BRE have been detected in several fungal lineages, including
Gigaspora,
Racocetra, and
Cetraspora (Glomeromycotina),
Rhizopus (Mucoromycotina), and
Mortierella (Mortierellomycotina) (
10,
54). The sequenced BRE genomes have revealed common features such as reduced genome size, loss of genes encoding primary metabolism, and specialization in fungal metabolite uptake. In particular, the BRE affiliated with the
Mycoavidus-Glomeribacter clade were elucidated as having amino acid auxotrophies that have limited their artificial cultivation in pure cultures. Our previous efforts in reverse genomics have contributed to the isolation of
Mycoavidus cysteinexigens from the host fungus
Mortierella elongata by supplying exogenous cysteine to substitute for the genetic defect in bacterial cysteine biosynthesis (
19,
26).
In this study, we successfully isolated an endobacterium phylogenetically close to
M. cysteinexigens, named
Mycoavidus sp. B2-EB, from the host fungus
Mortierella parvispora. Moreover, the hybrid assembly of deep-sequencing data sets reconstructed a complete genome sequence of strain B2-EB, revealing a reduced genome size (1.88 Mb), which was less than those of
M. cysteinexigens strains (2.64 to 2.79 Mb) and comparable to those of “
Ca. Glomeribacter gigasporarum” genomes (1.34 to 2.36 Mb). Further assessment of genomic variation on a population scale indicated that
Mycoavidus sp. B2-EB possessed a nondegenerative genome comparable to that found in “
Ca. Glomeribacter gigasporarum” endosymbionts. In addition, comparative genomic analysis with other BRE and free-living relatives affiliated with the family
Burkholderiaceae showed that the B2-EB genome had a relatively high genome completeness and high proportion of single-copy genes but only a few transposable genetic elements. These results suggested that the B2-EB genome reached a state of relative evolutionary stability. The genetic elements conserved in the stabilized genome appear to have resulted from the adaption of endobacteria to the host metabolism.
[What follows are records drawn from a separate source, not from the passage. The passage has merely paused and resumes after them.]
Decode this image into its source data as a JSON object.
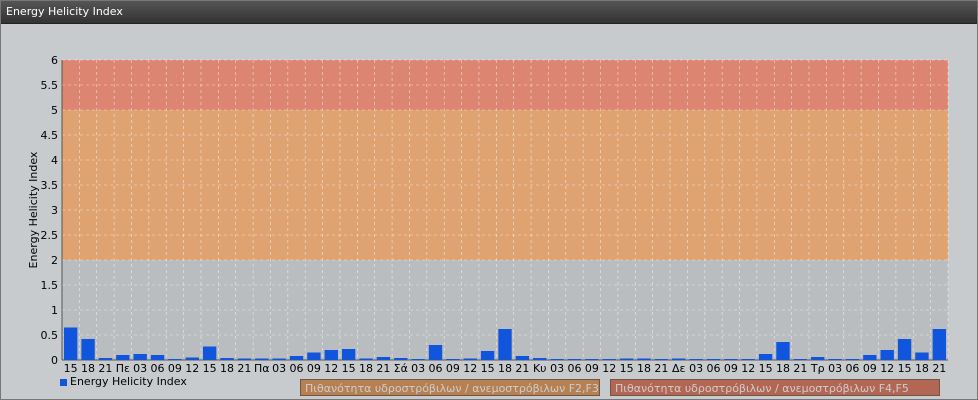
{
  "window": {
    "title": "Energy Helicity Index"
  },
  "legend": {
    "series_label": "Energy Helicity Index"
  },
  "zones": [
    {
      "label": "Πιθανότητα υδροστρόβιλων / ανεμοστρόβιλων F2,F3",
      "from": 2,
      "to": 5,
      "color": "#e3a068"
    },
    {
      "label": "Πιθανότητα υδροστρόβιλων / ανεμοστρόβιλων F4,F5",
      "from": 5,
      "to": 6,
      "color": "#e07f68"
    }
  ],
  "chart_data": {
    "type": "bar",
    "title": "",
    "ylabel": "Energy Helicity Index",
    "ylim": [
      0,
      6
    ],
    "yticks": [
      "0",
      "0.5",
      "1",
      "1.5",
      "2",
      "2.5",
      "3",
      "3.5",
      "4",
      "4.5",
      "5",
      "5.5",
      "6"
    ],
    "grid": true,
    "categories": [
      "15",
      "18",
      "21",
      "Πε",
      "03",
      "06",
      "09",
      "12",
      "15",
      "18",
      "21",
      "Πα",
      "03",
      "06",
      "09",
      "12",
      "15",
      "18",
      "21",
      "Σά",
      "03",
      "06",
      "09",
      "12",
      "15",
      "18",
      "21",
      "Κυ",
      "03",
      "06",
      "09",
      "12",
      "15",
      "18",
      "21",
      "Δε",
      "03",
      "06",
      "09",
      "12",
      "15",
      "18",
      "21",
      "Τρ",
      "03",
      "06",
      "09",
      "12",
      "15",
      "18",
      "21"
    ],
    "series": [
      {
        "name": "Energy Helicity Index",
        "color": "#1155dd",
        "values": [
          0.65,
          0.42,
          0.04,
          0.1,
          0.12,
          0.1,
          0.02,
          0.05,
          0.27,
          0.04,
          0.03,
          0.03,
          0.03,
          0.08,
          0.15,
          0.2,
          0.22,
          0.03,
          0.06,
          0.04,
          0.02,
          0.3,
          0.02,
          0.03,
          0.18,
          0.62,
          0.08,
          0.04,
          0.02,
          0.02,
          0.02,
          0.02,
          0.03,
          0.03,
          0.02,
          0.03,
          0.02,
          0.02,
          0.02,
          0.02,
          0.12,
          0.36,
          0.02,
          0.06,
          0.02,
          0.02,
          0.1,
          0.2,
          0.42,
          0.15,
          0.62
        ]
      }
    ]
  }
}
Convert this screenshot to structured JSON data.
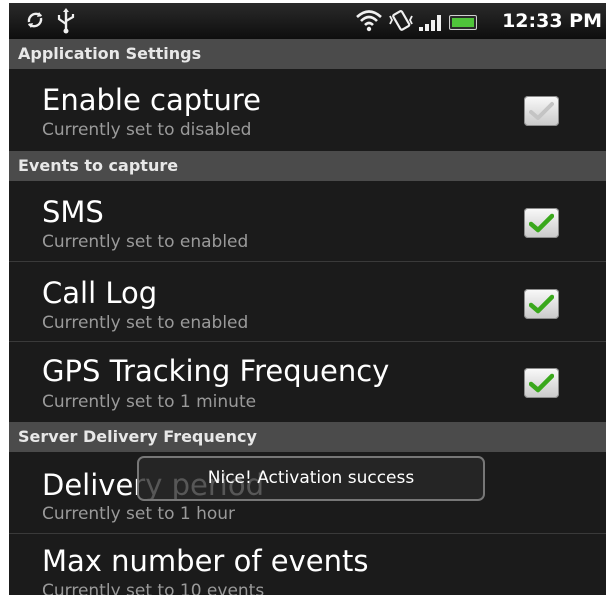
{
  "status_bar": {
    "time": "12:33 PM",
    "icons": [
      "sync-icon",
      "usb-icon",
      "wifi-icon",
      "vibrate-icon",
      "signal-icon",
      "battery-icon"
    ],
    "battery_color": "#4fc43a"
  },
  "sections": {
    "application_settings": "Application Settings",
    "events_to_capture": "Events to capture",
    "server_delivery_frequency": "Server Delivery Frequency"
  },
  "preferences": {
    "enable_capture": {
      "title": "Enable capture",
      "summary": "Currently set to disabled",
      "checked": false
    },
    "sms": {
      "title": "SMS",
      "summary": "Currently set to enabled",
      "checked": true
    },
    "call_log": {
      "title": "Call Log",
      "summary": "Currently set to enabled",
      "checked": true
    },
    "gps_tracking": {
      "title": "GPS Tracking Frequency",
      "summary": "Currently set to 1 minute",
      "checked": true
    },
    "delivery_period": {
      "title": "Delivery period",
      "summary": "Currently set to 1 hour"
    },
    "max_events": {
      "title": "Max number of events",
      "summary": "Currently set to 10 events"
    }
  },
  "toast": {
    "message": "Nice! Activation success"
  },
  "colors": {
    "check_green": "#3aa81c",
    "check_disabled": "#c4c4c4",
    "category_bg": "#4b4b4b",
    "screen_bg": "#1b1b1b"
  }
}
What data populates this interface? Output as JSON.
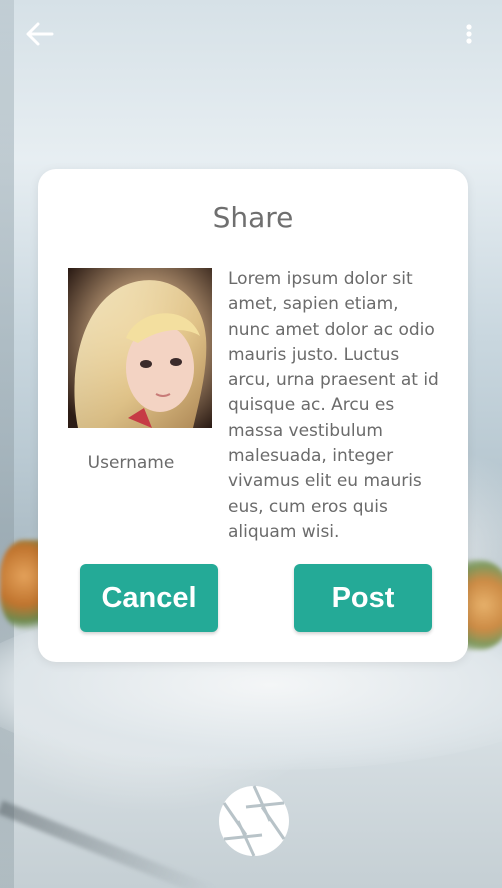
{
  "toolbar": {
    "back_icon": "arrow-left-icon",
    "menu_icon": "more-vert-icon"
  },
  "dialog": {
    "title": "Share",
    "username": "Username",
    "body": "Lorem ipsum dolor sit amet, sapien etiam, nunc amet dolor ac odio mauris justo. Luctus arcu, urna praesent at id quisque ac. Arcu es massa vestibulum malesuada, integer vivamus elit eu mauris eus, cum eros quis aliquam wisi.",
    "cancel_label": "Cancel",
    "post_label": "Post"
  },
  "camera": {
    "shutter_icon": "aperture-icon"
  },
  "colors": {
    "accent": "#24aa97",
    "dialog_bg": "#ffffff",
    "text": "#6b6b6b"
  }
}
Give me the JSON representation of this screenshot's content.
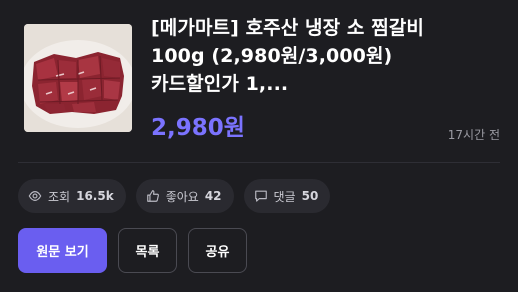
{
  "listing": {
    "title_lines": [
      "[메가마트] 호주산 냉장 소 찜갈비",
      "100g (2,980원/3,000원)",
      "카드할인가 1,..."
    ],
    "price": "2,980원",
    "time": "17시간 전",
    "image_alt": "raw beef short ribs on a plate"
  },
  "stats": [
    {
      "icon": "eye-icon",
      "label": "조회",
      "value": "16.5k"
    },
    {
      "icon": "thumbs-up-icon",
      "label": "좋아요",
      "value": "42"
    },
    {
      "icon": "comment-icon",
      "label": "댓글",
      "value": "50"
    }
  ],
  "actions": {
    "view_original": "원문 보기",
    "list": "목록",
    "share": "공유"
  },
  "colors": {
    "background": "#1d1d21",
    "accent": "#6a5ef0",
    "price": "#7b73ff",
    "chip": "#2a2a30"
  }
}
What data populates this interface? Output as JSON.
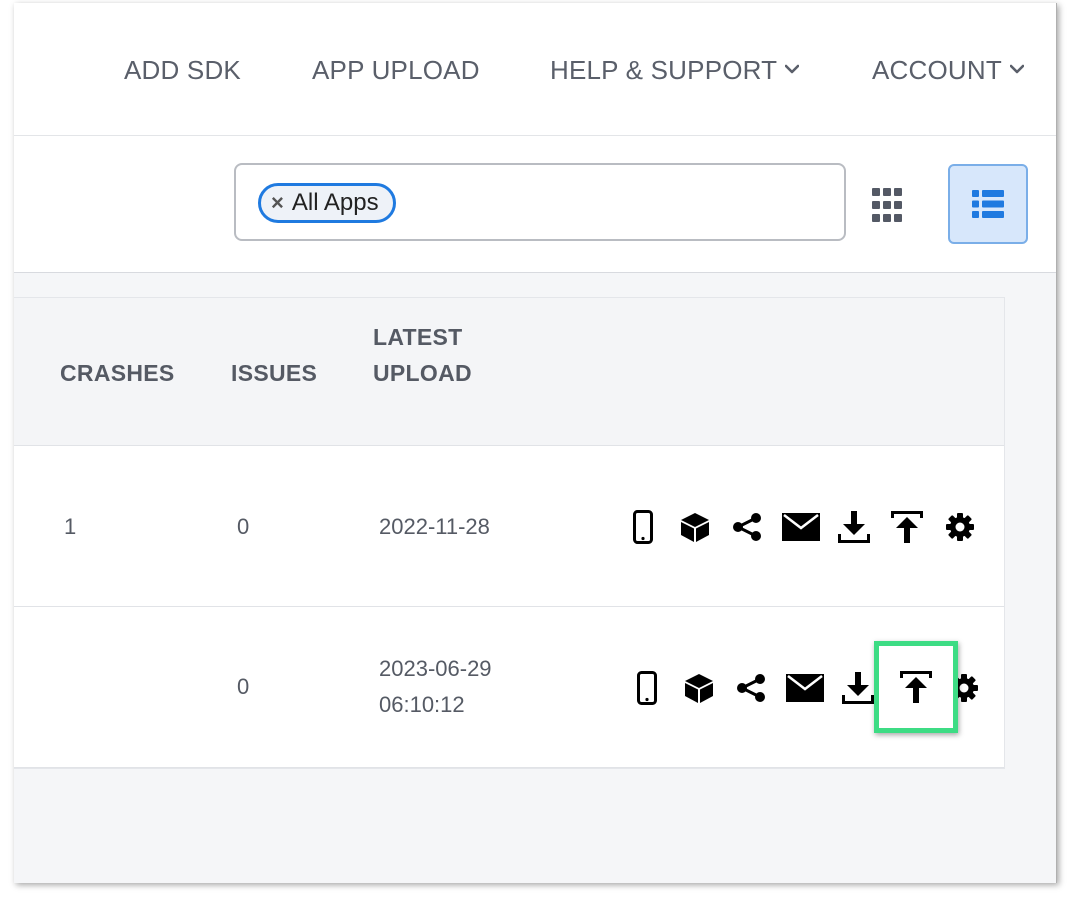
{
  "nav": {
    "add_sdk": "ADD SDK",
    "app_upload": "APP UPLOAD",
    "help_support": "HELP & SUPPORT",
    "account": "ACCOUNT"
  },
  "filter": {
    "chip_label": "All Apps",
    "chip_remove": "×"
  },
  "table": {
    "headers": {
      "crashes": "CRASHES",
      "issues": "ISSUES",
      "latest_upload_line1": "LATEST",
      "latest_upload_line2": "UPLOAD"
    },
    "rows": [
      {
        "crashes": "1",
        "issues": "0",
        "latest_upload_line1": "2022-11-28",
        "latest_upload_line2": ""
      },
      {
        "crashes": "",
        "issues": "0",
        "latest_upload_line1": "2023-06-29",
        "latest_upload_line2": "06:10:12"
      }
    ],
    "action_icons": [
      "phone-icon",
      "package-icon",
      "share-icon",
      "mail-icon",
      "download-icon",
      "upload-icon",
      "gear-icon"
    ]
  },
  "colors": {
    "accent": "#1f7ae0",
    "highlight": "#3ddc84",
    "text_muted": "#555a64"
  }
}
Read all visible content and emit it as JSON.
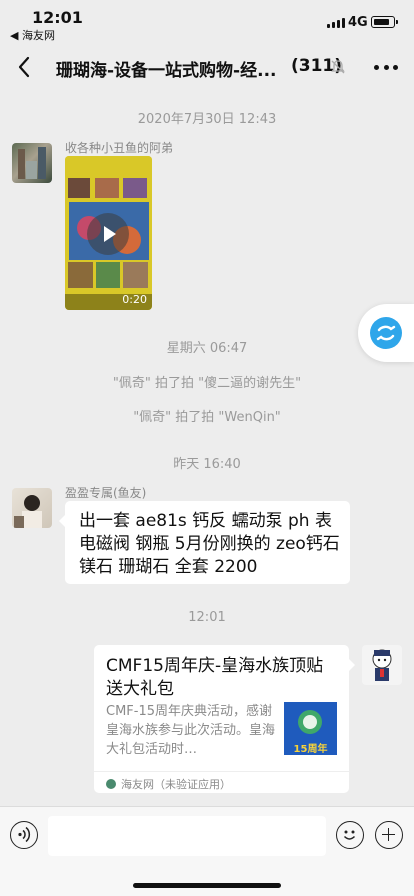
{
  "status_bar": {
    "time": "12:01",
    "back_app": "◀ 海友网",
    "network": "4G"
  },
  "nav": {
    "title": "珊瑚海-设备一站式购物-经...",
    "member_count": "(311)"
  },
  "messages": {
    "ts1": "2020年7月30日 12:43",
    "msg1_sender": "收各种小丑鱼的阿弟",
    "msg1_video_duration": "0:20",
    "ts2": "星期六 06:47",
    "sys1": "\"佩奇\" 拍了拍 \"傻二逼的谢先生\"",
    "sys2": "\"佩奇\" 拍了拍 \"WenQin\"",
    "ts3": "昨天 16:40",
    "msg2_sender": "盈盈专属(鱼友)",
    "msg2_text": "出一套 ae81s 钙反  蠕动泵 ph 表 电磁阀 钢瓶  5月份刚换的 zeo钙石 镁石 珊瑚石 全套 2200",
    "ts4": "12:01",
    "link_title": "CMF15周年庆-皇海水族顶贴送大礼包",
    "link_desc": "CMF-15周年庆典活动，感谢皇海水族参与此次活动。皇海大礼包活动时…",
    "link_source": "海友网（未验证应用）",
    "link_thumb_text": "15周年"
  },
  "colors": {
    "background": "#ededed",
    "bubble": "#ffffff",
    "timestamp": "#9a9a9a",
    "floating_accent": "#2fa6ea"
  }
}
In our previous study (
30) and this study, we found no genes involved in invasion or lysis of fungal cells in the
Mycoavidus genome according to comparative genomic analysis between
Mycoavidus and
Mycetohabitans, indicating that strain B2-EB has already lost a way to get in and out of fungal cells. To the best of our knowledge, the B2-EB genome represents the smallest genome size among cultivable endofungal bacteria. Our findings are expected to fill a knowledge gap in the understanding of genome evolution of
Mycoavidus-related endofungal bacteria, which results in a minimal genome of a cultivable endosymbiont.
The information gleaned from this genome revealed the minimal genome features required by both an endofungal lifestyle and artificial cultivation, which furthers our understanding of genome reduction in fungal endosymbionts and extends the culture resources for the biotechnological development of engineering synthetic microbiomes.